In diesem Augenblick krachte es fürchterlich, die gedeckte
Tafel verschwand plötzlich und grässlich heulend
erhoben sich alle Teilnehmer in die Lüfte und flogen
in ihre Behausungen zurück. - In der Stube erzählte
dann der Sohn dem Vater, was er auf dem Stradner Kogel gesehen
hatte. Voll Wut über das schamlose Treiben seiner Frau
griff der Mann nach einer Hacke und schlug das Weib nieder.
|
Der
Schatz im Greinerkogel
In
der Nähe des Dorfes Tagensdorf im Schwarzatale bei
Waldegg heißt ein Berg der Greinerkogel.

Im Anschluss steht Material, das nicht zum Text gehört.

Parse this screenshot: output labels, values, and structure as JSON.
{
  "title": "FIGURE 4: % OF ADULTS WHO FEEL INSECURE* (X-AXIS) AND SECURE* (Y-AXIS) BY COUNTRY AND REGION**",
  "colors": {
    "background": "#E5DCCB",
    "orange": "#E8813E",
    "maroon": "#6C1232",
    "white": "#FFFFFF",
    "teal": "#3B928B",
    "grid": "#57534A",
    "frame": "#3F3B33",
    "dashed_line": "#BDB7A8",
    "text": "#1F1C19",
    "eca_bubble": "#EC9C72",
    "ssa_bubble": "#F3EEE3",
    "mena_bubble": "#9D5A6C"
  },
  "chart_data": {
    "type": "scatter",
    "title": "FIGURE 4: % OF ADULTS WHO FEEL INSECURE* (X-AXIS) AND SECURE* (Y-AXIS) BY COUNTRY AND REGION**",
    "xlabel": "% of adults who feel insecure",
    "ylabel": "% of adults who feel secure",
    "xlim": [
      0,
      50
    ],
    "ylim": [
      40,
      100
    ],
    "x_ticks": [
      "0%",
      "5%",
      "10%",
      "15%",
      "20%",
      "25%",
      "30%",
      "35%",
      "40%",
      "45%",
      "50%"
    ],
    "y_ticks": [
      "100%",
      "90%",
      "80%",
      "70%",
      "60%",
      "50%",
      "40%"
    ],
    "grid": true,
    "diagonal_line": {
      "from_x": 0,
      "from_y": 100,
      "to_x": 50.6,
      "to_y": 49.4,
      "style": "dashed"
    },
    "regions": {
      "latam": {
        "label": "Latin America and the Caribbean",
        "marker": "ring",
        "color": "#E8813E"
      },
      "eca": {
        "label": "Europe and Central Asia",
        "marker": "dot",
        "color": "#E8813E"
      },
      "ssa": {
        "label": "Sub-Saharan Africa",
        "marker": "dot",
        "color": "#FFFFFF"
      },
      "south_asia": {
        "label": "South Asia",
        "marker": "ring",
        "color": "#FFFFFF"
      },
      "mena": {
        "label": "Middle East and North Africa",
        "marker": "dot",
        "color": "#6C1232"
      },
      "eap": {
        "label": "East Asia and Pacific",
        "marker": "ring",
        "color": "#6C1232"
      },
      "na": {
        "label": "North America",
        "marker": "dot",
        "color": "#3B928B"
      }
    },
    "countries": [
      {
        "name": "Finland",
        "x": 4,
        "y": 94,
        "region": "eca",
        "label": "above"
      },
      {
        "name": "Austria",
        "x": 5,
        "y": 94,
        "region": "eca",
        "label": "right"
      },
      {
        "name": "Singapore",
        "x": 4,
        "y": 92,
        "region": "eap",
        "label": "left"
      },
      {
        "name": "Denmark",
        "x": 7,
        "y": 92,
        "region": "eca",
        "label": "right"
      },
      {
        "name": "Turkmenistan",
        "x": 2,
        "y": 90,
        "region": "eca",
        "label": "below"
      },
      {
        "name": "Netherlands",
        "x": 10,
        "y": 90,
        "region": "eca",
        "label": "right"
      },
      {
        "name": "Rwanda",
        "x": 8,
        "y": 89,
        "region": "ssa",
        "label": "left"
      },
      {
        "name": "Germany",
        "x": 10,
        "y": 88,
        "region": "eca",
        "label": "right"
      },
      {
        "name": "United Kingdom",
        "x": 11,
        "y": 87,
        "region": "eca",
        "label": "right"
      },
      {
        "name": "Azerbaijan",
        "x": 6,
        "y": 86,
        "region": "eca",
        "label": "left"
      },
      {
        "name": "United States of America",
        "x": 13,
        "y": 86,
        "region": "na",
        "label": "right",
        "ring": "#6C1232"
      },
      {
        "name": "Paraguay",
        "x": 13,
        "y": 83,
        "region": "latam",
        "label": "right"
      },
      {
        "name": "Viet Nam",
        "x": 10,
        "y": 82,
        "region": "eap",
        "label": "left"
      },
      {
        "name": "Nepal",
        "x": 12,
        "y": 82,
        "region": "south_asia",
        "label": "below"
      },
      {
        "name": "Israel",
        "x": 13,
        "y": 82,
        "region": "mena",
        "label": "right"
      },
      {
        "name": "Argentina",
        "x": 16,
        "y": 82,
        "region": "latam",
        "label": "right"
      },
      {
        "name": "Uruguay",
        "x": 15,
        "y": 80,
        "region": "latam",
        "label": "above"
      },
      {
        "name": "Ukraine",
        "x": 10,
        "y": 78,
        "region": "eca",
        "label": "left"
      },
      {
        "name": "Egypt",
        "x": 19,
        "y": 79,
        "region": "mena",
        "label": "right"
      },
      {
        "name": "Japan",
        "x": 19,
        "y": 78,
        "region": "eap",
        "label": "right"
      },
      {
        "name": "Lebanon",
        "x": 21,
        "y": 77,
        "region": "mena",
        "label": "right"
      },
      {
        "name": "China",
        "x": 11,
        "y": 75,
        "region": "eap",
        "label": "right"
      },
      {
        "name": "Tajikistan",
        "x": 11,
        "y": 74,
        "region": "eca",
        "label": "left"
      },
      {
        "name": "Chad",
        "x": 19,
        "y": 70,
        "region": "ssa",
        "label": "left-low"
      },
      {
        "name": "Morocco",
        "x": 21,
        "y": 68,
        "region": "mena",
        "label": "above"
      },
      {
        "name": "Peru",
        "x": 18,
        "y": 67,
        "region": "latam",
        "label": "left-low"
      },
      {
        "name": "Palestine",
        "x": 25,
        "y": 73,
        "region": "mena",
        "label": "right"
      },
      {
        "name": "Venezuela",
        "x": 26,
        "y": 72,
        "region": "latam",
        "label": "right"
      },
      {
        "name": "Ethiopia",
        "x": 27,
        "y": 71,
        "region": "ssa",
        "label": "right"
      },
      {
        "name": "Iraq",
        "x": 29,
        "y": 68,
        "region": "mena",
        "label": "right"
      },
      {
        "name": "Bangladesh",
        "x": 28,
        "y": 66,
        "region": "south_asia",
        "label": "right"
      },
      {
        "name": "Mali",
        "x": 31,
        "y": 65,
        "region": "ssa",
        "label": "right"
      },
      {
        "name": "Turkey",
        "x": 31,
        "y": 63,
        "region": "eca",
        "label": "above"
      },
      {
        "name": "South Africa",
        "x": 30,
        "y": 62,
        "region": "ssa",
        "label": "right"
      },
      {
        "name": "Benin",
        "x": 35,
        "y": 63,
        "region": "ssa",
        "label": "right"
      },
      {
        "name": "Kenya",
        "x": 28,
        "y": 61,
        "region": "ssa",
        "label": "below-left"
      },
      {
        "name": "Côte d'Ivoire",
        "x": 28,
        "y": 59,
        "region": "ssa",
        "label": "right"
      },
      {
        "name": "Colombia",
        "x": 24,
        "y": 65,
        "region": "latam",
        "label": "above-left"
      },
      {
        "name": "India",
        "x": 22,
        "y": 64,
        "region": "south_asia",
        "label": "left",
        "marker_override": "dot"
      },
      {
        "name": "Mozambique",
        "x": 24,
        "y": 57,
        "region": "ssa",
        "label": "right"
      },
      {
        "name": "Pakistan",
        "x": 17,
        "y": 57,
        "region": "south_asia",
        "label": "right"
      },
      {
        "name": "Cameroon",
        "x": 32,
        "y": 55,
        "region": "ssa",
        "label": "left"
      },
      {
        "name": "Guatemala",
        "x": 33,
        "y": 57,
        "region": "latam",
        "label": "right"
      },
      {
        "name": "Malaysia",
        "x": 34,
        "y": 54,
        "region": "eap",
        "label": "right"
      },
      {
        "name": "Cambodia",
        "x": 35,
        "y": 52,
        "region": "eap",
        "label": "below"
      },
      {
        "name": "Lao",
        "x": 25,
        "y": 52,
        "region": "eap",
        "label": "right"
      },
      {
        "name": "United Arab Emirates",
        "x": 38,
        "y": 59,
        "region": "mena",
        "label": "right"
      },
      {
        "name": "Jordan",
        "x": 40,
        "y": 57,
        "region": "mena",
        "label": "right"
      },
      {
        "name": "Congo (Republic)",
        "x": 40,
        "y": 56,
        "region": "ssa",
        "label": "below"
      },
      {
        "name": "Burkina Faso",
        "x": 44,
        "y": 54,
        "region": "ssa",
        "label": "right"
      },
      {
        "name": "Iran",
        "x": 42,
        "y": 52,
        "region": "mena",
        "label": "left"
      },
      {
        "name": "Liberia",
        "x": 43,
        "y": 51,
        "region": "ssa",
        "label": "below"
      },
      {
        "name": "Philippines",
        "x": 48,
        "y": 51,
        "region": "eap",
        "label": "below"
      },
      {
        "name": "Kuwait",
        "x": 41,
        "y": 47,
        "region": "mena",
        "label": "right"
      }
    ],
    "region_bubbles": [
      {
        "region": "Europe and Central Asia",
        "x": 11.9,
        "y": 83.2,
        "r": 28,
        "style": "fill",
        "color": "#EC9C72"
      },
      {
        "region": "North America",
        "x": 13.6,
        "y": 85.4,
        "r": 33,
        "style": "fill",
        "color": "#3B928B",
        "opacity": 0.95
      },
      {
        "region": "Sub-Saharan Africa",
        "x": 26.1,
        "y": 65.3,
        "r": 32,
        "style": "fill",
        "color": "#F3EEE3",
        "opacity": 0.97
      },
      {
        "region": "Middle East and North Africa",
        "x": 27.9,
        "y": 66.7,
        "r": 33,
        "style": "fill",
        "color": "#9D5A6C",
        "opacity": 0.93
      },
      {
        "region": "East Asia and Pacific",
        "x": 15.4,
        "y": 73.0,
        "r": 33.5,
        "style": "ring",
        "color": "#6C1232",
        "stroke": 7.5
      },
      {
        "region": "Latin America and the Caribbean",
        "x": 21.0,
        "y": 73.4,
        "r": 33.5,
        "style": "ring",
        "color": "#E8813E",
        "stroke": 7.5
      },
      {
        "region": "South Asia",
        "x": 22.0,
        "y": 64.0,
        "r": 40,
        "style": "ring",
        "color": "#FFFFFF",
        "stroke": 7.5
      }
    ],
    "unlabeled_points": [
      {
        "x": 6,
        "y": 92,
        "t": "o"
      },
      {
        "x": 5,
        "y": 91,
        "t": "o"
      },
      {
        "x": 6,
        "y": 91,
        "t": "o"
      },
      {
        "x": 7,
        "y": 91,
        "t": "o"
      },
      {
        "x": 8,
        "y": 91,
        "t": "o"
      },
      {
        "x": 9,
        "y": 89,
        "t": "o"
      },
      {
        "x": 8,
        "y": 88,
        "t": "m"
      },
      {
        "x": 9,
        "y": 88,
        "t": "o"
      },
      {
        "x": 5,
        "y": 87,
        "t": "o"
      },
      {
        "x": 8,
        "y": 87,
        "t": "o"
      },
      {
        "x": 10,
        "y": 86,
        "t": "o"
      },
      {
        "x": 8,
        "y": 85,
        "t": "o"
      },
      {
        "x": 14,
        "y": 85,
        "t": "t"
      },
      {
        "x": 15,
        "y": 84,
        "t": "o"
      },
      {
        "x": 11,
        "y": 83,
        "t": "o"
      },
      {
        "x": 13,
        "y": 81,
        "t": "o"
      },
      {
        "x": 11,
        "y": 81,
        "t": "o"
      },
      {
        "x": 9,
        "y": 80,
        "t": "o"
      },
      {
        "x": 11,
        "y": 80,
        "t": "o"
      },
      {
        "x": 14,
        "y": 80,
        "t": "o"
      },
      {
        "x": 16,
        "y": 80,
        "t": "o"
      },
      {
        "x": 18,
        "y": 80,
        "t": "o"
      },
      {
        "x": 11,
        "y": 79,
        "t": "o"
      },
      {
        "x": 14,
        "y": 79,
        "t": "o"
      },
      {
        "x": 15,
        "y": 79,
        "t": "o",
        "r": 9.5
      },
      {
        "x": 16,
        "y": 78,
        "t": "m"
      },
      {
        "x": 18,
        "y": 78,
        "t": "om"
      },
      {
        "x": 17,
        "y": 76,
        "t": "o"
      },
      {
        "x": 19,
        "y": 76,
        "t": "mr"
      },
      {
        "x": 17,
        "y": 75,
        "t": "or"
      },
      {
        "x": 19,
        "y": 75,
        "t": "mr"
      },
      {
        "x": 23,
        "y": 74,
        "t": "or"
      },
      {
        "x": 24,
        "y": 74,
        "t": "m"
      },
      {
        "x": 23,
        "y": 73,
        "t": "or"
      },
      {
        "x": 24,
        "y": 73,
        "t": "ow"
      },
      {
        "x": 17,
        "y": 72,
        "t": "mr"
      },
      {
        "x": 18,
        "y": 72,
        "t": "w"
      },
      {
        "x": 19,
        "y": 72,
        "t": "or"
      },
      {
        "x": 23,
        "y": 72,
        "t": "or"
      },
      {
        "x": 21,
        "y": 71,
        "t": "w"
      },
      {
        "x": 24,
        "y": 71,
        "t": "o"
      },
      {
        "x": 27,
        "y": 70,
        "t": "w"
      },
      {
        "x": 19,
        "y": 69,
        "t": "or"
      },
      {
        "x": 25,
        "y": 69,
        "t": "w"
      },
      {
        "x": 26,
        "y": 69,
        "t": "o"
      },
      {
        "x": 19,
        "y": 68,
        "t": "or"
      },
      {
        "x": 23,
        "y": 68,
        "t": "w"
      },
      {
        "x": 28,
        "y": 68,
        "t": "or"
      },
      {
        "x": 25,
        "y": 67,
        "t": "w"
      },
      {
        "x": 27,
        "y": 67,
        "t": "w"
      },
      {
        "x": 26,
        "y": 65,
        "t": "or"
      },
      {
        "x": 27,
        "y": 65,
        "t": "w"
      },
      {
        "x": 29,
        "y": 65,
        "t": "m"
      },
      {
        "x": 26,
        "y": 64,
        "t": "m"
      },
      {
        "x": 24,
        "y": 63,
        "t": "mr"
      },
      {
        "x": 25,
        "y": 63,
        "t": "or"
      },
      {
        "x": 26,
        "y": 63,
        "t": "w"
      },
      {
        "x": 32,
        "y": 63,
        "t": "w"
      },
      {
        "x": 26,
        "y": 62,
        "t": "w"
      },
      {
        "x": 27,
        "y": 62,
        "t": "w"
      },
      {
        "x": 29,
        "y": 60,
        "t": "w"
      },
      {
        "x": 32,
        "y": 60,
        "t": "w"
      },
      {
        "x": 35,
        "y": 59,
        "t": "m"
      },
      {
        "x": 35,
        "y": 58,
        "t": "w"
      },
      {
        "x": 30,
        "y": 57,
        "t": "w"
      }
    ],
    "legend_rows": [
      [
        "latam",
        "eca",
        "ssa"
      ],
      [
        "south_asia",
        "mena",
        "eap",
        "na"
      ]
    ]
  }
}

Auf diesem
soll einst ein Schloß gestanden sein, das aber später
in die Tiefe versunken ist; ruinenartige Mauern und Löcher
werden als die Überreste desselben bezeichnet. Diesen
auf drei Seiten freistehenden Kogel bestieg nun in einer
hellen Johannisnacht der vulgo Greinerbauer, um einen befreundeten
Nachbarn, welcher hinter dem Berge wohnte, zu besuchen und
ihn zu bewegen, ihm mit einer Geldsumme auszuhelfen. Der
Greinerbauer war eben unverschuldet in Not und Elend gekommen
und er wusste sich keinen anderen Ausweg, als seinen Nachbarn
um freundschaftliche Hilfe anzusprechen. Leider war sein
Gang umsonst, ihm wurde seine flehende Bitte rundweg abgeschlagen,
und voll Traurigkeit über seine bittere Lage machte
er sich auf den Rückweg.
Wie
er nun so zu dem Mauerwerk gelangte, dessen Gestein, von
glühenden Johanniswürmchen umschwirrt, ganz seltsam
im zitternden Silberschimmer des Mondlichtes vom dunklen
Moosgrunde sich abhob, tauchte plötzlich aus einem
Loche ein kleines, schwarzes Männlein empor. Es zeigte
mit seinen Händchen auf einen Schlüssel, welcher
am Zweige des nahen Gebüsches hing, und bedeutete dann
dem Bauern, ihm zu folgen. Dieser verstand die Gebärde
des seltsamen Männchens, nahm den Schlüssel und
schritt nun hinter seinem rätselhaften Führer
daher.
Sie
kamen, nachdem sie einige Zeit abwärts gestiegen, in
einen Gang, dessen Zutritt durch eine schwere, eiserne Tür
abgesperrt war. Auf den Wink des Männleins steckte
der Bauer den Schlüssel in das Schloß und die
Tür sprang sofort auf. Nun traten sie in ein Kellergewölbe,
an dessen Wänden ringsherum vollgefüllte Geldkisten
standen. Das schwarze Männchen setzte sich auf eine
dieser Kisten, in welcher Silberstücke sich befanden,
und sagte zum Bauern: "Laß dich durch das in
den anderen Kisten befindliche Gold nicht blenden! Ich gestatte
dir, aus dieser und nur aus dieser einen Kiste alljährlich
in der Sonnenwendnacht so viel Geld zu nehmen, als du zu
tragen imstande bist. Doch musst du darüber strengstes
Stillschweigen beobachten!"
Der
Bauer versprach dies, füllte seine Taschen sämtlich
mit blinkenden Silbertalern und verließ dann mit dem
Männchen das Gewölbe. Wieder in das Freie getreten,
war mit einem Male der kleine Schwarze verschwunden, und
nur die schweren Geldstücke in den Taschen überzeugten
den überglücklichen Landmann, dass es keine Täuschung,
sondern Wirklichkeit gewesen, was er erlebt hatte.
Alljährlich
bestieg nun der Bauer in der Johannisnacht den Greinerkogel,
fand hier am Gebüsche den bekannten Schlüssel,
mit dessen Hilfe er die schwere Tür öffnete, und
nahm aus der einen ihm vom schwarzen Männchen bezeichneten
Kiste so viel Geld heraus, als er brauchte. Damit bezahlte
er dann seine Schulden, baute sich ein neues Wohnhaus, ausgedehnte
Stallungen und Wirtschaftsgebäude und kaufte auch die
umliegenden Gründe, sodass er bald der reichste Bauer
in der Gegend wurde.
Das
Glück war auf diese Weise unserem Greinerbauern hold,
aber eben dies erregte die Missgunst und den Neid der Nachbarn.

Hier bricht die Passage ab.